Started by shade73, September 15, 2016, 04:40:21 PM

Previous topic - Next topic
We have two opnsense boxes in HA setup, and every 6-7 day the primary firewall "crashes" (it does not generate a crash report).

When it happens we notices it by our VPN users cannot get access, the primary have stopped processing trafic and does not accept connections (GUI/SSH cannot be accessed).

On the secundary firewall, in "Firewall / Virtual IPs / Status" shows that it have taken control of all 3 CARP interfaces as master.

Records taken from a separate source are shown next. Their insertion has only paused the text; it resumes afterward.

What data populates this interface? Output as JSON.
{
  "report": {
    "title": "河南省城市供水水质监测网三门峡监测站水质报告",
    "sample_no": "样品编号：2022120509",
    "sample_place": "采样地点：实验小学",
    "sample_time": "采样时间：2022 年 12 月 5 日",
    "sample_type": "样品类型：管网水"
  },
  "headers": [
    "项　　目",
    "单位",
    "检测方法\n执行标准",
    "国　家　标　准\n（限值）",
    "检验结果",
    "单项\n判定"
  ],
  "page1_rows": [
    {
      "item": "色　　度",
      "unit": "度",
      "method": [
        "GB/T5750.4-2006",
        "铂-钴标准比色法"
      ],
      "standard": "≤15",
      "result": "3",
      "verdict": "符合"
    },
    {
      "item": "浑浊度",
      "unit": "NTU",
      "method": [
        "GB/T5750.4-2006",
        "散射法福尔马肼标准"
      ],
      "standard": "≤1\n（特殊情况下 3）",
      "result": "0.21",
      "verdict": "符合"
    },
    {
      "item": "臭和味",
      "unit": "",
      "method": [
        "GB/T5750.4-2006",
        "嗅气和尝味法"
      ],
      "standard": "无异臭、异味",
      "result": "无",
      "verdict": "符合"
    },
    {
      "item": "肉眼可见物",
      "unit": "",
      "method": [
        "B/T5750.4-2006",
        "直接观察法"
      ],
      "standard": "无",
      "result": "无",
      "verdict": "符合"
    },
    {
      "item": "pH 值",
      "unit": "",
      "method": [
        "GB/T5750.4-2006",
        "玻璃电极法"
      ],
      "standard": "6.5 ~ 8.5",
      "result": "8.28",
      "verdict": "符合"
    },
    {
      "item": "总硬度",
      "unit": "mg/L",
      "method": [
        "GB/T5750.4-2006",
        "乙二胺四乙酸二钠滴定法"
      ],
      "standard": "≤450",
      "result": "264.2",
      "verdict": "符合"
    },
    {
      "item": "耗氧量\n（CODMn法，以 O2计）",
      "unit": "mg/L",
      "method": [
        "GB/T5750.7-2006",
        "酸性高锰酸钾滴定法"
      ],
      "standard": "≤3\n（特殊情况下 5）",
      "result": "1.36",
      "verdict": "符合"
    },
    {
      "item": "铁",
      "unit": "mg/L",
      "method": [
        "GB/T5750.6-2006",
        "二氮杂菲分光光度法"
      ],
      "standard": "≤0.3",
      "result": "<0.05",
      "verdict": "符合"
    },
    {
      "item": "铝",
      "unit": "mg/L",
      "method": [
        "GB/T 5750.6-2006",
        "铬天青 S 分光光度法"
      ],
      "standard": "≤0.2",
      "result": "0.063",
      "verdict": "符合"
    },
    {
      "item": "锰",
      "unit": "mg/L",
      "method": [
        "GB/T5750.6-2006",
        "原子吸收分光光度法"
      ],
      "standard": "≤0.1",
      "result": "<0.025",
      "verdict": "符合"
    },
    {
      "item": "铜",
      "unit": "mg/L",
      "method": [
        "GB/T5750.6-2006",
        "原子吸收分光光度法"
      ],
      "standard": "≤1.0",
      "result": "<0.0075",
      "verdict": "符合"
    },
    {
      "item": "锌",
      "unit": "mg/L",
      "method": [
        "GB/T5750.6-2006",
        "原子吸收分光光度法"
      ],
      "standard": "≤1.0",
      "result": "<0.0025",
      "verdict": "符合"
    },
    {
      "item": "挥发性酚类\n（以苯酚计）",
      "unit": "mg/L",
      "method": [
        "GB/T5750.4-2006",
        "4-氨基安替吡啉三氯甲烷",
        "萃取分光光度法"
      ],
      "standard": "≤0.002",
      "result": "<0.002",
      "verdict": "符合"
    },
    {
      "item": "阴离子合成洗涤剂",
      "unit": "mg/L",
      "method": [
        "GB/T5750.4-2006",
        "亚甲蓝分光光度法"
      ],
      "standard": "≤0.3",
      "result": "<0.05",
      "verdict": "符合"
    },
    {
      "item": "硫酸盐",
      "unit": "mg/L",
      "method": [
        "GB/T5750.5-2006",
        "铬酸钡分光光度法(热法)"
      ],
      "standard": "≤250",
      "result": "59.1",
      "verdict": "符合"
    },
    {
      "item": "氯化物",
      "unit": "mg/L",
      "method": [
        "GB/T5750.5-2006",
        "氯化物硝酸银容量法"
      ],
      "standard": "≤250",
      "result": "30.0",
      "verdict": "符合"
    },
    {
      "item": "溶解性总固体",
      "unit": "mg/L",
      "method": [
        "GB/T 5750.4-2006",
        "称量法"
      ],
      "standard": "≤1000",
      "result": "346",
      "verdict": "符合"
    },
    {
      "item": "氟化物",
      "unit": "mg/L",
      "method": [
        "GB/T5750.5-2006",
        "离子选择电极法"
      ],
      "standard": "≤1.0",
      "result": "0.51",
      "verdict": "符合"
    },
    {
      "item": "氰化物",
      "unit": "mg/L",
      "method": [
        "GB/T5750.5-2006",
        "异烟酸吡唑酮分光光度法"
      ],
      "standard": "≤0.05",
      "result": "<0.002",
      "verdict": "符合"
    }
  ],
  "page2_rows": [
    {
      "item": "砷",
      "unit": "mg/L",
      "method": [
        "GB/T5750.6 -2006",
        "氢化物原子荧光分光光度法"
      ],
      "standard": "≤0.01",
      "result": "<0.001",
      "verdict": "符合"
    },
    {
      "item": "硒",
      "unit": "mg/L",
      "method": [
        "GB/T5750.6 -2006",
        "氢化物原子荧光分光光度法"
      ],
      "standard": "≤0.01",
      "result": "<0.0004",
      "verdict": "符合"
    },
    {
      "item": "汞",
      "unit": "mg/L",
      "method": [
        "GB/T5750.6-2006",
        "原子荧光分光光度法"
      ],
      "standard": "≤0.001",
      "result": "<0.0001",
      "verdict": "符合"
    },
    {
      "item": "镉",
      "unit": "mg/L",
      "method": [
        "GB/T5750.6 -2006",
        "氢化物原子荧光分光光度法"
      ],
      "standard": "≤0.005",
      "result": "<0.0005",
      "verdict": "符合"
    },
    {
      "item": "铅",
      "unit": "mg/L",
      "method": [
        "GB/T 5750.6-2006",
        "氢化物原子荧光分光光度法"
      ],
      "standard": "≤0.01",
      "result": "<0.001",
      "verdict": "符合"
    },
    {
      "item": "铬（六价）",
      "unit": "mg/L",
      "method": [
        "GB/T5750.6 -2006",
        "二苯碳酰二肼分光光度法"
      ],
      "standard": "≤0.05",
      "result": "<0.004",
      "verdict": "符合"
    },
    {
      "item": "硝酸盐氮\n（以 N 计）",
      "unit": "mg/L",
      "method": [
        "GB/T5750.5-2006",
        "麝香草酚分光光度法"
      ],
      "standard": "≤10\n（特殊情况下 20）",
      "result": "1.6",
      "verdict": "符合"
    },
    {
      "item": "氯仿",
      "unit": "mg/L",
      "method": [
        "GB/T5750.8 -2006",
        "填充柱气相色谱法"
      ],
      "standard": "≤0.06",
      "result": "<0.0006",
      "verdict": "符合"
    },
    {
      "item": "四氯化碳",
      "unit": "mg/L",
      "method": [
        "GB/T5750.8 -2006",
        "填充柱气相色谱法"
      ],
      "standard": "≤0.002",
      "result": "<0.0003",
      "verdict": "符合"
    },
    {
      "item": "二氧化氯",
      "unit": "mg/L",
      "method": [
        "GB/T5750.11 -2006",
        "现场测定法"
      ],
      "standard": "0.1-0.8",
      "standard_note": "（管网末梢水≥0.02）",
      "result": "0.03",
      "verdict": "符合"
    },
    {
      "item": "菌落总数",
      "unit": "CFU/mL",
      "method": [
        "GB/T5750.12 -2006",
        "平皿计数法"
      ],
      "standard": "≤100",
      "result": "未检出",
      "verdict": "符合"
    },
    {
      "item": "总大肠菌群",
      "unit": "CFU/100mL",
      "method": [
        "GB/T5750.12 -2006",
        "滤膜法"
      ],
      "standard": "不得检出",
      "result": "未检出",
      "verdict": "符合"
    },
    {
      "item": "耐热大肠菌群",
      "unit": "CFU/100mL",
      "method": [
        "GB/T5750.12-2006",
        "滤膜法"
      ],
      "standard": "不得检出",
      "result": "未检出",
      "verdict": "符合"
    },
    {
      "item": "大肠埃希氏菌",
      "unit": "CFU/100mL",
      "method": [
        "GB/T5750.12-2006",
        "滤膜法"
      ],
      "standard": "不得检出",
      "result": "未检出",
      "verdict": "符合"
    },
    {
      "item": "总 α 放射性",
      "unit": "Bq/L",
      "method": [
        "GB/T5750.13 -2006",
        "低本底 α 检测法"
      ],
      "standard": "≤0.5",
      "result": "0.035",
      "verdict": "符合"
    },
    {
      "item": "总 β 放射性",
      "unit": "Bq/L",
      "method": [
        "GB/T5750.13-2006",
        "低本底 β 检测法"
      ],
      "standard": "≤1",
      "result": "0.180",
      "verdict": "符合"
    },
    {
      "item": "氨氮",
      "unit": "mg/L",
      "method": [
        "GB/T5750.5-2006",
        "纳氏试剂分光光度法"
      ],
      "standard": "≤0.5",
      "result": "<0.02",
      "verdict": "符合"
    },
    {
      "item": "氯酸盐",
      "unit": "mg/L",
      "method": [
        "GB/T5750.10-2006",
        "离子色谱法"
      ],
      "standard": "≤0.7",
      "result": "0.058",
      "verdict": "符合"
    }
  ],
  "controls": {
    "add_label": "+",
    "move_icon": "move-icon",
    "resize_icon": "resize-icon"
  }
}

So all normal trafic flows.

The CLI/Console on the primary firewall is working, so the problem can be fixed by selecting reboot in the menu, then the primary firewall comes up agian, and resumes the CARP interfaces as master, and the secundary becomes slave.

6-7 days later, it starts over agian..

Hi Shade,

Doesn't sound normal, this would require a peek into the system, something like "top" to look at memory usage, dmesg for out-of-memory-kills, process list to check against.

7 days sounds suspiciously like a Cron job of some yet unknown variety. :)


Cheers,
Franco

7 days in average, it can happen after 4 days but also first after 10.

I will get a top and dmesg output next time it happens.

Now it happened again, we have been "lucky" with the updates to OPNsense - they reset the process when the firewall reboots.

Logs attached.